Leah and Marcus were very happily reunited - if quite briefly. Marcus then expressed his gratitude to Daniel - and also a bit of surprise at his change of heart. Daniel told Marcus about how Jesus had shown him his sin of hated, how it was far more constricting than Roman bondage, and the way that giving everything to Jesus gave him a new feeling of freedom he'd never felt before - or even imagined. Marcus didn't seem to quite understand - but he was clearly interested. As he left, Daniel somehow knew that he and Leah had affected Marcus' life in a significant way - and Jesus had, secondhand.

Since Jesus raised Leah from the dead, she was better than ever. It wasn't so much the fact that she was raised - rather, it was the change in Daniel's heart wrought by Jesus in Daniel's heart that made the difference. All fear in Leah's heart of him was gone now that he had been so clearly changed. More than that, Daniel's love for her, no longer abated by stifling cords of hatred around his heart, seemed to grow and blossom every day. As Daniel's warmth increased, so Leah's demons seemed to slowly fade into the background, until that wonderful day when she was willing to leave her home and be seen by many eyes as she attended Daniel and Thacia's wedding. After the wedding, Leah moved into her own house, very close to Daniel and Thacia's, and made money selling the fine cloth she wove.

That wedding was a beautiful day. All the boys from Daniel's band came. Obviously, they were happy for their friend, but Joel more than the others. His companion and his sister were like two halves of a broken piece of pottery, finally put together to form the whole. Now, their lives could be filled with many valuable treasures. Their new happiness was evident to all, but especially to Joel, who knew them better than anyone, and knew the unfulfillment that lurked deep in their hearts.

When Daniel told his band about how Jesus' miracle and his choice to give up hatred and follow Jesus, many failed to understand. It wasn't just that they themselves still hated the Romans; they were utterly baffled that Daniel had changed. When he urged them to come with him and hear Jesus, some refused. But some were very intrigued by the new and mysterious joy that clearly showed on Daniel's countenance.

At first, Joel too was confused about Daniel's change - especially his shifting of priorities. He no longer seemed to care as much about liberating Israel from the chains of Rome. He was more concerned about the chains of hatred that bound so many hearts. Joel wasn't sure about this at first, but as he saw the new hope, love and joy that were beginning, gradually yet undeniably, to manifest themselves in Daniel, as compared to his former anger and bitterness, his heart softened. Still, he was reluctant to commit himself to Jesus because of his father's opposition to the man.
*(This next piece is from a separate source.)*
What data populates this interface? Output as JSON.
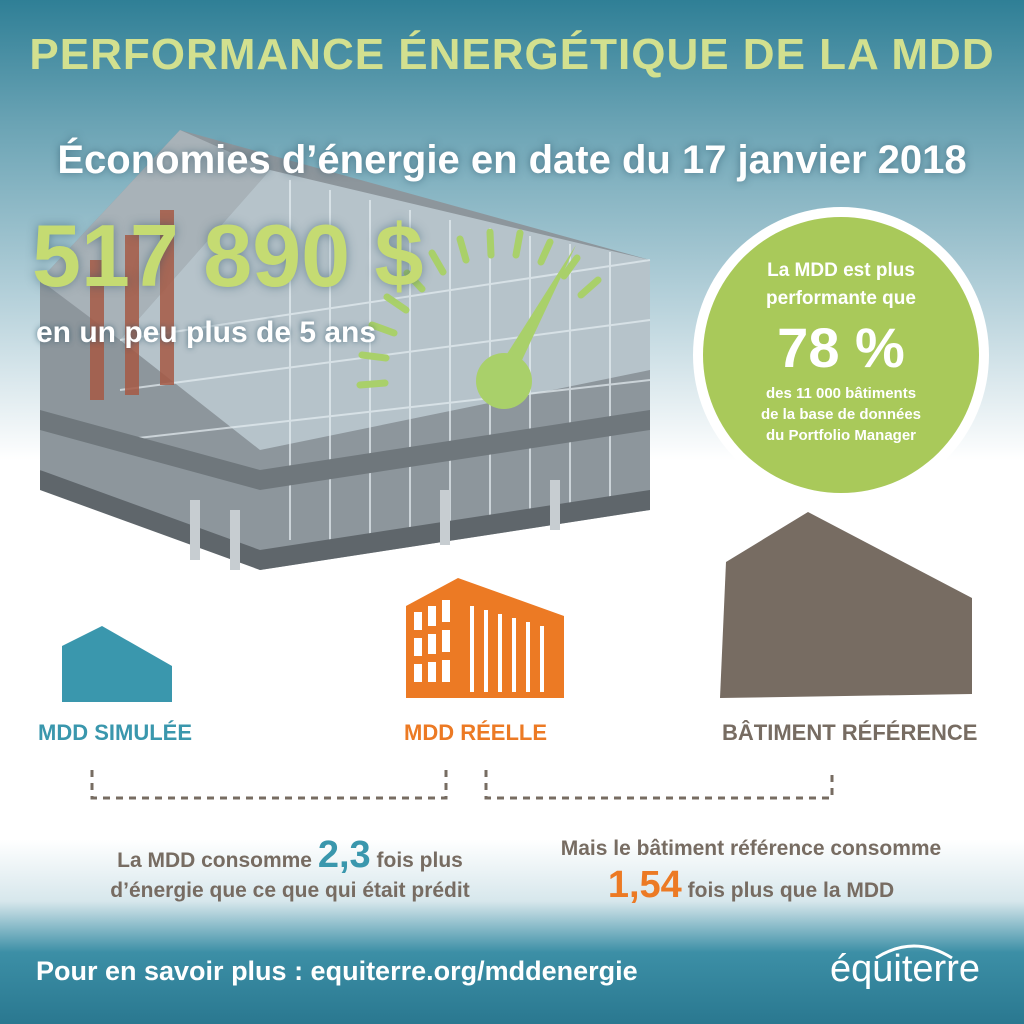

But as time went on, and his studies continued, he only began to see more and more that Jesus' teachings didn't contradict the Law. In fact, his interpretation often seemed superior, somehow, to the Pharisees'. His heart warmed to Jesus more everyday. Eventually, there came a day when he could no longer deny it. Jesus was the Messiah.

However, shortly after that realization came a day of darkness.
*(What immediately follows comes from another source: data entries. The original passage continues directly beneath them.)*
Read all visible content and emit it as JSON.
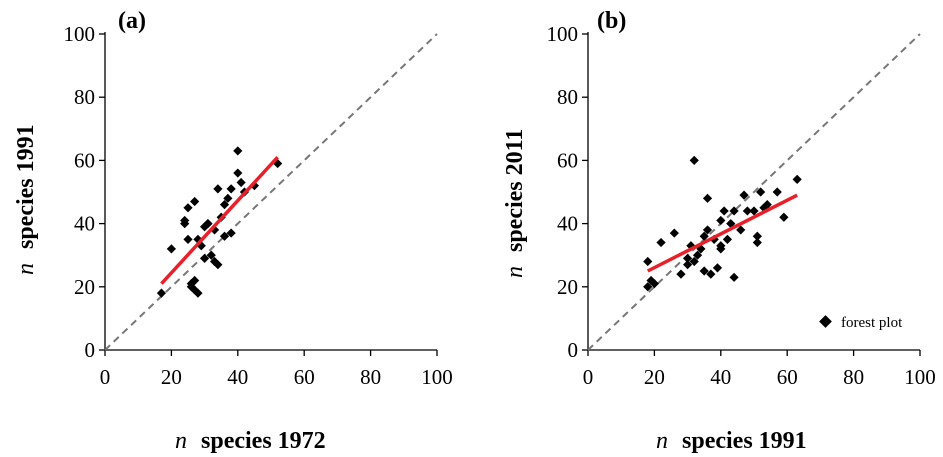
{
  "chart_data": [
    {
      "type": "scatter",
      "panel_label": "(a)",
      "xlabel_var": "n",
      "xlabel_text": "species 1972",
      "ylabel_var": "n",
      "ylabel_text": "species 1991",
      "xlim": [
        0,
        100
      ],
      "ylim": [
        0,
        100
      ],
      "x_ticks": [
        "0",
        "20",
        "40",
        "60",
        "80",
        "100"
      ],
      "y_ticks": [
        "0",
        "20",
        "40",
        "60",
        "80",
        "100"
      ],
      "grid": false,
      "marker_color": "#000000",
      "identity_line": {
        "x": [
          0,
          100
        ],
        "y": [
          0,
          100
        ],
        "style": "dashed",
        "color": "#777777"
      },
      "trend_line": {
        "x": [
          17,
          52
        ],
        "y": [
          21,
          61
        ],
        "color": "#e8202a"
      },
      "points": [
        [
          17,
          18
        ],
        [
          20,
          32
        ],
        [
          24,
          40
        ],
        [
          24,
          41
        ],
        [
          25,
          35
        ],
        [
          25,
          45
        ],
        [
          26,
          20
        ],
        [
          26,
          21
        ],
        [
          27,
          19
        ],
        [
          27,
          22
        ],
        [
          27,
          47
        ],
        [
          28,
          18
        ],
        [
          28,
          35
        ],
        [
          29,
          33
        ],
        [
          30,
          29
        ],
        [
          30,
          39
        ],
        [
          31,
          40
        ],
        [
          31,
          40
        ],
        [
          32,
          30
        ],
        [
          33,
          28
        ],
        [
          33,
          38
        ],
        [
          34,
          27
        ],
        [
          34,
          51
        ],
        [
          35,
          42
        ],
        [
          36,
          36
        ],
        [
          36,
          46
        ],
        [
          37,
          48
        ],
        [
          38,
          37
        ],
        [
          38,
          51
        ],
        [
          40,
          56
        ],
        [
          40,
          63
        ],
        [
          41,
          53
        ],
        [
          42,
          50
        ],
        [
          45,
          52
        ],
        [
          52,
          59
        ]
      ]
    },
    {
      "type": "scatter",
      "panel_label": "(b)",
      "xlabel_var": "n",
      "xlabel_text": "species 1991",
      "ylabel_var": "n",
      "ylabel_text": "species 2011",
      "xlim": [
        0,
        100
      ],
      "ylim": [
        0,
        100
      ],
      "x_ticks": [
        "0",
        "20",
        "40",
        "60",
        "80",
        "100"
      ],
      "y_ticks": [
        "0",
        "20",
        "40",
        "60",
        "80",
        "100"
      ],
      "grid": false,
      "marker_color": "#000000",
      "legend": {
        "label": "forest plot",
        "position": "bottom-right"
      },
      "identity_line": {
        "x": [
          0,
          100
        ],
        "y": [
          0,
          100
        ],
        "style": "dashed",
        "color": "#777777"
      },
      "trend_line": {
        "x": [
          18,
          63
        ],
        "y": [
          25,
          49
        ],
        "color": "#e8202a"
      },
      "points": [
        [
          18,
          20
        ],
        [
          18,
          28
        ],
        [
          19,
          22
        ],
        [
          20,
          21
        ],
        [
          22,
          34
        ],
        [
          26,
          37
        ],
        [
          28,
          24
        ],
        [
          30,
          27
        ],
        [
          30,
          29
        ],
        [
          31,
          33
        ],
        [
          32,
          28
        ],
        [
          32,
          60
        ],
        [
          33,
          30
        ],
        [
          34,
          32
        ],
        [
          35,
          36
        ],
        [
          35,
          25
        ],
        [
          36,
          38
        ],
        [
          36,
          48
        ],
        [
          37,
          24
        ],
        [
          38,
          35
        ],
        [
          39,
          26
        ],
        [
          40,
          33
        ],
        [
          40,
          32
        ],
        [
          40,
          41
        ],
        [
          41,
          44
        ],
        [
          42,
          35
        ],
        [
          43,
          40
        ],
        [
          44,
          23
        ],
        [
          44,
          44
        ],
        [
          46,
          38
        ],
        [
          47,
          49
        ],
        [
          48,
          44
        ],
        [
          50,
          44
        ],
        [
          51,
          34
        ],
        [
          51,
          36
        ],
        [
          52,
          50
        ],
        [
          53,
          45
        ],
        [
          54,
          46
        ],
        [
          57,
          50
        ],
        [
          59,
          42
        ],
        [
          63,
          54
        ]
      ]
    }
  ]
}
Jesus was dead, crucified by the Romans.

Daniel was stunned. For a minute, it came back. The hatred resurfaced in his soul. Yet it dissolved as quickly as it appeared, as he learned the truth - the Jewish teachers of the law were the ones who were ultimately responsible for this.

Though shocked and filled with incredible grief, somehow, Daniel's hope and conviction grew, seemingly to a miraculous extent, when he heard the words spoken by Jesus as he died.
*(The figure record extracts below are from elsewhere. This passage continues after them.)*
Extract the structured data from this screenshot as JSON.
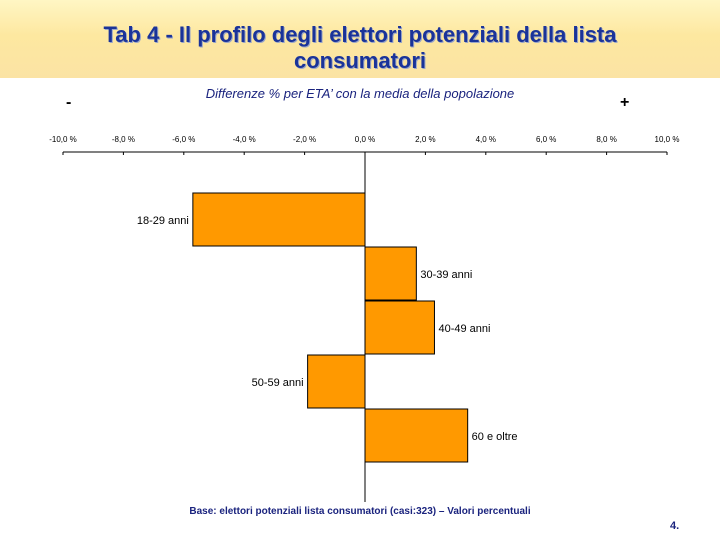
{
  "slide": {
    "title": "Tab 4 - Il profilo degli elettori potenziali della lista consumatori",
    "footnote": "Base: elettori potenziali lista consumatori (casi:323) – Valori percentuali",
    "page_number": "4."
  },
  "chart_data": {
    "type": "bar",
    "orientation": "horizontal",
    "title": "Differenze % per ETA’ con la media della popolazione",
    "negative_label": "-",
    "positive_label": "+",
    "axis_position": "top",
    "xlim": [
      -10,
      10
    ],
    "ticks": [
      -10,
      -8,
      -6,
      -4,
      -2,
      0,
      2,
      4,
      6,
      8,
      10
    ],
    "tick_labels": [
      "-10,0 %",
      "-8,0 %",
      "-6,0 %",
      "-4,0 %",
      "-2,0 %",
      "0,0 %",
      "2,0 %",
      "4,0 %",
      "6,0 %",
      "8,0 %",
      "10,0 %"
    ],
    "categories": [
      "18-29 anni",
      "30-39 anni",
      "40-49 anni",
      "50-59 anni",
      "60 e oltre"
    ],
    "values": [
      -5.7,
      1.7,
      2.3,
      -1.9,
      3.4
    ],
    "bar_color": "#ff9900",
    "grid": false,
    "legend": "none"
  }
}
"Father, forgive them, for they know not what they do."

His eyes full of tears, Daniel felt a stabbing guilt that he could've, even for a minute, doubted Jesus' path of love. The tears were combined with hope that deeply penetrated his soul. Jesus never feared the men who put him to death - he only loved them. And he knew that love was stronger than hatred. He knew that Jesus was more than just a man. Somehow, though perhaps he couldn't have put it into words, he knew Jesus would not stay dead, for He truly was God's Son.